La Corée du Sud sur orbite en autonomie

La Corée du Sud sur orbite en autonomie

Le 21 juin, pour la première fois, un lanceur intégralement conçu et fabriqué en Corée du Sud a placé avec succès un satellite sur orbite. Le KSLV-2 a rencontré le succès après un échec en octobre 2021.

Créé en 1989, le KARI (Korea Aerospace Research Institute) est l’institut de recherche aérospatial de la Corée du Sud chargé de donner une autonomie en la matière au pays. Ainsi, en décembre 1999, Arirang-1 (ou KOMPSAT-1) devenait le premier satellite essentiellement construit par des équipes sud-coréennes. Toutefois, sa mise sur orbite avait fait appel à un lanceur américain Taurus.

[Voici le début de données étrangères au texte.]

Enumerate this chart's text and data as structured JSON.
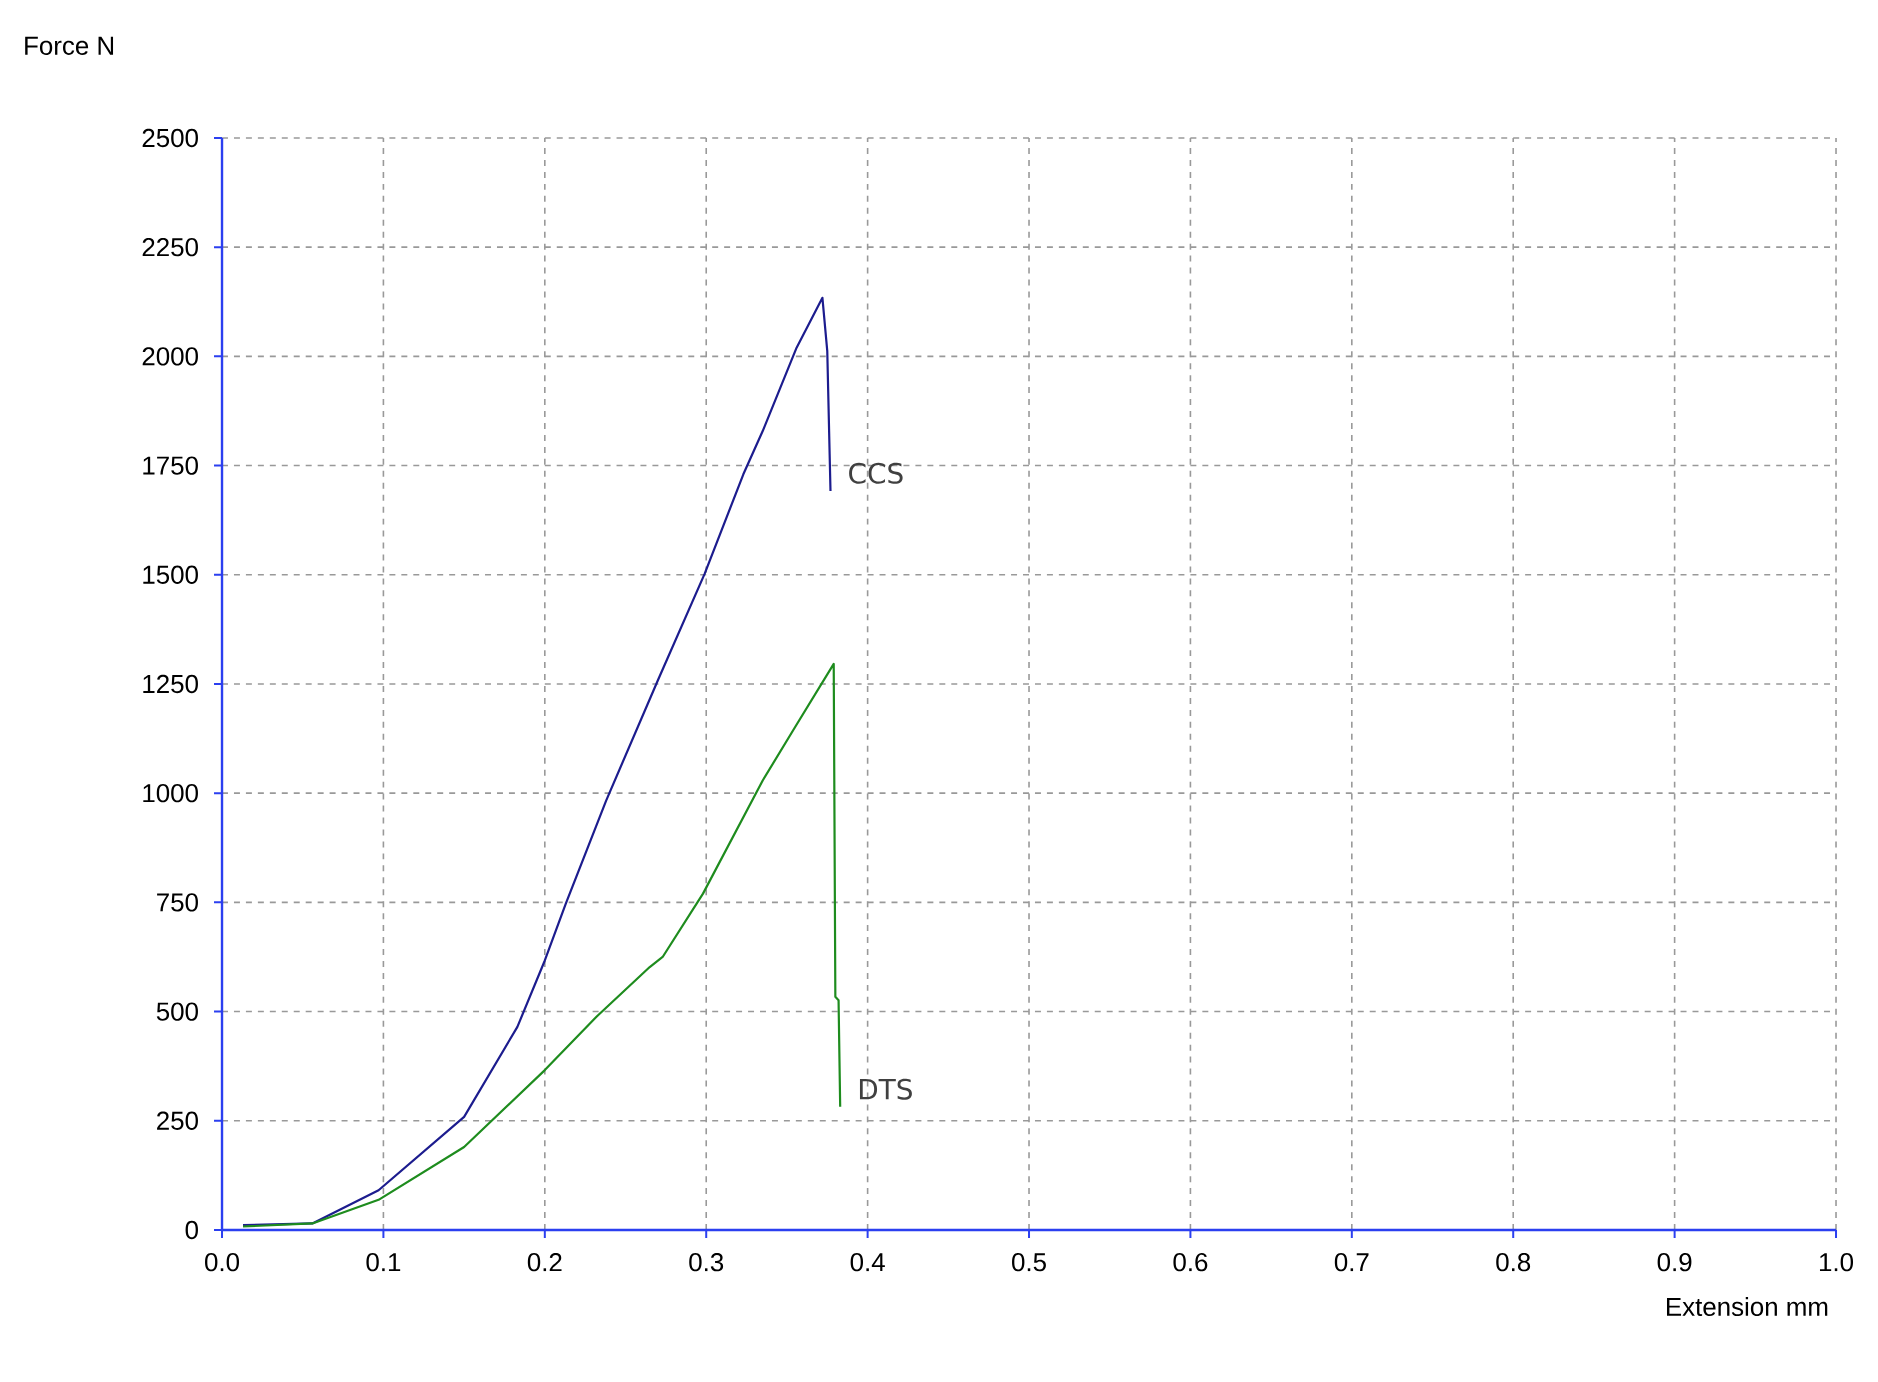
{
  "chart_data": {
    "type": "line",
    "xlabel": "Extension mm",
    "ylabel": "Force N",
    "xlim": [
      0,
      1
    ],
    "ylim": [
      0,
      2500
    ],
    "xticks": [
      {
        "value": 0,
        "label": "0.0"
      },
      0.1,
      0.2,
      0.3,
      0.4,
      0.5,
      0.6,
      0.7,
      0.8,
      0.9,
      {
        "value": 1,
        "label": "1.0"
      }
    ],
    "yticks": [
      0,
      250,
      500,
      750,
      1000,
      1250,
      1500,
      1750,
      2000,
      2250,
      2500
    ],
    "grid": true,
    "marker": "none",
    "line_style": "solid",
    "series": [
      {
        "name": "CCS",
        "color": "#1c1c8e",
        "x": [
          0.013,
          0.056,
          0.097,
          0.15,
          0.183,
          0.2,
          0.213,
          0.238,
          0.27,
          0.299,
          0.323,
          0.335,
          0.356,
          0.372,
          0.375,
          0.377
        ],
        "values": [
          11,
          15,
          91,
          259,
          465,
          617,
          747,
          983,
          1258,
          1502,
          1730,
          1829,
          2020,
          2134,
          2012,
          1692
        ]
      },
      {
        "name": "DTS",
        "color": "#1e8c1e",
        "x": [
          0.013,
          0.056,
          0.097,
          0.15,
          0.2,
          0.232,
          0.265,
          0.273,
          0.298,
          0.335,
          0.355,
          0.379,
          0.38,
          0.382,
          0.383
        ],
        "values": [
          8,
          15,
          69,
          190,
          366,
          488,
          602,
          625,
          770,
          1029,
          1151,
          1296,
          534,
          526,
          282
        ]
      }
    ]
  }
}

L’autonomie pour l’accès à l’espace

L’étape suivante devint la volonté d’obtenir un accès autonome à l’espace. La Corée du Sud se tourna tout d’abord vers un partenariat avec la Russie pour la mise au point du KSLV-1, pour Korean Space Launch Vehicle, également connu sous le nom de Naro-1. Après 2 échecs en 2009 et 2010, le Naro-1 atteignit l’orbite le 30 janvier 2013 pour y placer le satellite STSat-2C.
Le programme de la KARI opta ensuite pour une autonomie complète avec un KSLV-2 ou Nuri (qui signifie monde en coréen) doté de 3 étages tous conçus et fabriqués nationalement. Le lancement inaugural le 21 octobre 2021 se solda par un échec, le troisième étage cessant de fonctionner trop tôt.
Mais le 21 juin 2022, KSLV-2 signa un succès. Pour la première fois, un lanceur intégralement sud-coréen a atteint l’orbite, plaçant autour de la Terre à 700 km d’altitude un satellite de test de 1,3 tonne et un de 162 kg qui larguera prochainement 4 petits satellites issus d’universités. Ci-dessous, plusieurs vues du décollage (vidéo KARI).

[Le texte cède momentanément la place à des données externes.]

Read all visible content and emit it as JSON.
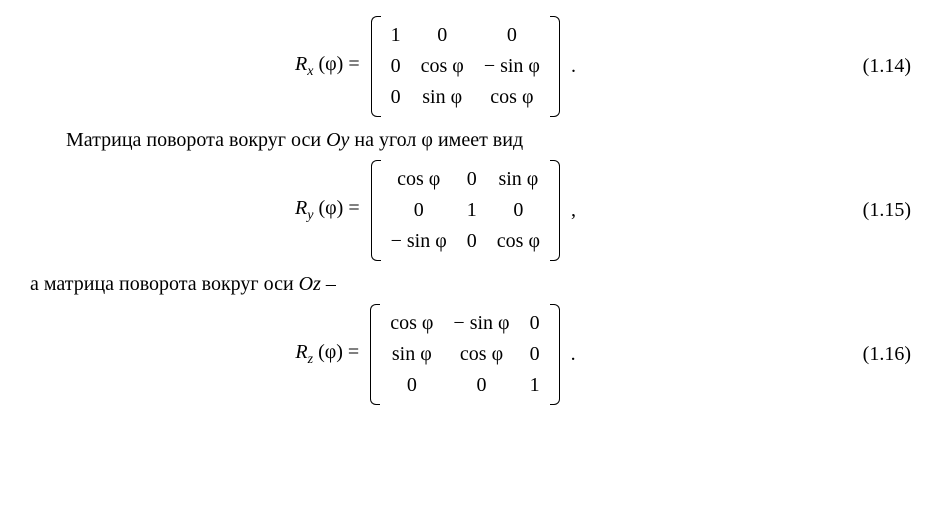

Le KSLV-2 ou Nuri est un lanceur de 47,2 m de hauteur et 200 tonnes au décollage. La propulsion de ses 3 étages fait appel au kérosène et l’oxygène liquide. La Corée du Sud peut ainsi, de façon indépendante, placer sur orbite basse à 300 km jusqu’à 2,6 tonnes ou 1,5 tonne à 600-800 km.
Les satellites d’observation de la Terre apparaissent comme l’utilité principale de ce lanceur, mais une version améliorée devrait envoyer vers la Lune un rover de la KARI d’ici 2030.